4. Eleven Minutes by Paulo Coelho. This 2003 Brazilian novel tells the story of a Brazilian prostitute named Maria and her quest for love, which she thinks she has finally found in a handsome young painter named Ralf in Geneva.
5. Fifty Shades of Grey by E. L. James. This 2011 bestseller is described as an erotic novel, a British work about the relationship between college graduate Anastasia Steele and young business tycoon Christian Grey. It is the first book of a trilogy, which has become the fastest-selling paperback novel in history, surpassing even the record of J. K. Rowling’s Harry Potter novelS. Hollywood will soon be filming its movie adaptation, with rumors saying that superstar actress Angelina Jolie wants to be its director and another report claiming that Canadian actor/singer Ryan Gosling will play the role of Christian Grey.
6. The Man Who Ate the 747 by Ben Sherwood. The author is now president of America’s ABC News, but in 2000 when he was then working for NBC Nightly News, he wrote the tragicomic bestseller about J.J. Smith, the investigator of a fictional version of the Guinness Book of World Records. This guy goes to the rural town of Superior, Nebraska to verify a record-breaking effort of a man eating a Boeing 747 jet by grinding parts into gritty dust. By this act of eating a whole plane, the farmer hopes to prove his incomparable love for a woman.
7. Veronika Decides to Die by Paulo Coelho. This thought-provoking and uplifting 1998 Brazilian novel tells the story of a beautiful 24-year-old woman named Veronika from the Eastern European country of Slovenia. Veronika is suicidal and is later forcibly committed into a mental institution, where she struggles for liberation and meaning. This novel has been adapted into a 2009 film by English director Emily Young, starring Sarah Michelle Gellar and was set in New York City instead of the book’s original Slovenia milieu.

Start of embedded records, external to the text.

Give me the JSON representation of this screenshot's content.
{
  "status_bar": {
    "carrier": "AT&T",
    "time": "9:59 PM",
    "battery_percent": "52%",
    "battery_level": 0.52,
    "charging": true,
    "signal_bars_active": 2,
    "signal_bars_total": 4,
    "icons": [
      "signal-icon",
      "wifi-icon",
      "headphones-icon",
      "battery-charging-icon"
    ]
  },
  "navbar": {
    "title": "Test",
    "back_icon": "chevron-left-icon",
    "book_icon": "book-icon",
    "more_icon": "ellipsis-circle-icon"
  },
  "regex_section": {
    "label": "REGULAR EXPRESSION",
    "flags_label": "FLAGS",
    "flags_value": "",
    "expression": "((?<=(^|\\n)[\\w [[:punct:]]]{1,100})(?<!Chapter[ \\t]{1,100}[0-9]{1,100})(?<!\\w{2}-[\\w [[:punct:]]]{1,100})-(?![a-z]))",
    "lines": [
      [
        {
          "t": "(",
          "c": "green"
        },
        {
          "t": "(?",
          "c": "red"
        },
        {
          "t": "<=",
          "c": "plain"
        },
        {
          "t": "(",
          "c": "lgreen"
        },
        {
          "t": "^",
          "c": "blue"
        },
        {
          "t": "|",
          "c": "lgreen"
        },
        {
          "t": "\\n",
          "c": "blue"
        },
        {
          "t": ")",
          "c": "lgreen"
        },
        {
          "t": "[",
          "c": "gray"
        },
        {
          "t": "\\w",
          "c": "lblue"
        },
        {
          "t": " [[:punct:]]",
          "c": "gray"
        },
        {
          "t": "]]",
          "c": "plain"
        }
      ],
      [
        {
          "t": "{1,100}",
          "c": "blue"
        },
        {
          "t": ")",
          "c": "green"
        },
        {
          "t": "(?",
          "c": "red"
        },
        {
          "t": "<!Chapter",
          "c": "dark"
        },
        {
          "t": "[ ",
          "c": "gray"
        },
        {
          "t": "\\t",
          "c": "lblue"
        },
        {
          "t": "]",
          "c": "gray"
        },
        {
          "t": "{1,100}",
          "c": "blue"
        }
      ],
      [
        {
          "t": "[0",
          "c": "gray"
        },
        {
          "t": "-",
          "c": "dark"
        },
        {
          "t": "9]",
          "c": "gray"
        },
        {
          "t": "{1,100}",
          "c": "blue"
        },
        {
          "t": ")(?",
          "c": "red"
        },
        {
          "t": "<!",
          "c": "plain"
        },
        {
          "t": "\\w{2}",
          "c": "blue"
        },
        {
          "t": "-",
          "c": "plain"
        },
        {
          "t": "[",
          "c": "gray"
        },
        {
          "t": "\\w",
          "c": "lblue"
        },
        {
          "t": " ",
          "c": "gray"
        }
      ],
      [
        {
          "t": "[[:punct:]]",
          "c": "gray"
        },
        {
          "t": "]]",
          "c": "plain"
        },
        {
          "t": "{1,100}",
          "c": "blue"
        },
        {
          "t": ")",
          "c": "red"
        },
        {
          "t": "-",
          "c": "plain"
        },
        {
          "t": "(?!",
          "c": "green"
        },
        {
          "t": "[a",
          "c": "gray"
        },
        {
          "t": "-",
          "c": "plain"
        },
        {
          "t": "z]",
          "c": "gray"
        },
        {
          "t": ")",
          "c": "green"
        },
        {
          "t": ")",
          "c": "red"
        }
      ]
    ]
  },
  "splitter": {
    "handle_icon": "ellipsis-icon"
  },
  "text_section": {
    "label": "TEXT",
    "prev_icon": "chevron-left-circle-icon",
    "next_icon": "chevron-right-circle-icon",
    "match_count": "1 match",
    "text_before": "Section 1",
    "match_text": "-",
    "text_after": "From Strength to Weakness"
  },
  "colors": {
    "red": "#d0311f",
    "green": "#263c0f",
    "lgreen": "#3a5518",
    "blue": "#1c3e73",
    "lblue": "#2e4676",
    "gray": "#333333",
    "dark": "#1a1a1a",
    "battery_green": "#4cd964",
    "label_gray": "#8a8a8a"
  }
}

8. The Five People You Meet in Heaven by Mitch Albom. This 2003 bestselling inspirational novel by the American author of Tuesdays With Morrie tells the saga of an 83-year-old maintenance man named Eddie who dies in a heroic attempt to save a little girl falling from an amusement park ride. It tells Eddie’s life story, his going to heaven, and his meeting five persons who had influenced his life the most before. The novel has been adapted into a film for TV in 2004 starring John Voight.
9. Lolita by Vladimir Nabokov. The famous Russian author wrote this controversial yet critically-acclaimed literary classic in English and published it in 1955 in Paris and 1958 in New York. It was only later translated into Russian language by Nabokov. It tells the controversial tale of a middle-aged literature professor named Humbert Humbert who fells in love and gets involved with a young girl named Dolores Haze, whom he calls by the nickname Lolita. The novel was adapted to film by the late American director Stanley Kubrick in 1962, and again in 1997 by English filmmaker Adrian Lyne. Lolita has also been adapted for stage, operas, ballets and even into a Broadway musical.
10. The God of Small Things by Arundhati Roy. This 1997 novel and winner in the same year of Britain’s prestigious Booker Prize is an English-language work by the Indian author. It’s the tale of a fraternal twins’ experiences as kids whose lives are destroyed by the “Love Laws,” which mandate “who should be loved, and how. And how much.” The novel tells of how life’s small things influence people and lives; it is partly family fable, forbidden love story and political drama.
Let us all read books like the rare beauty and brains Anne Curtis!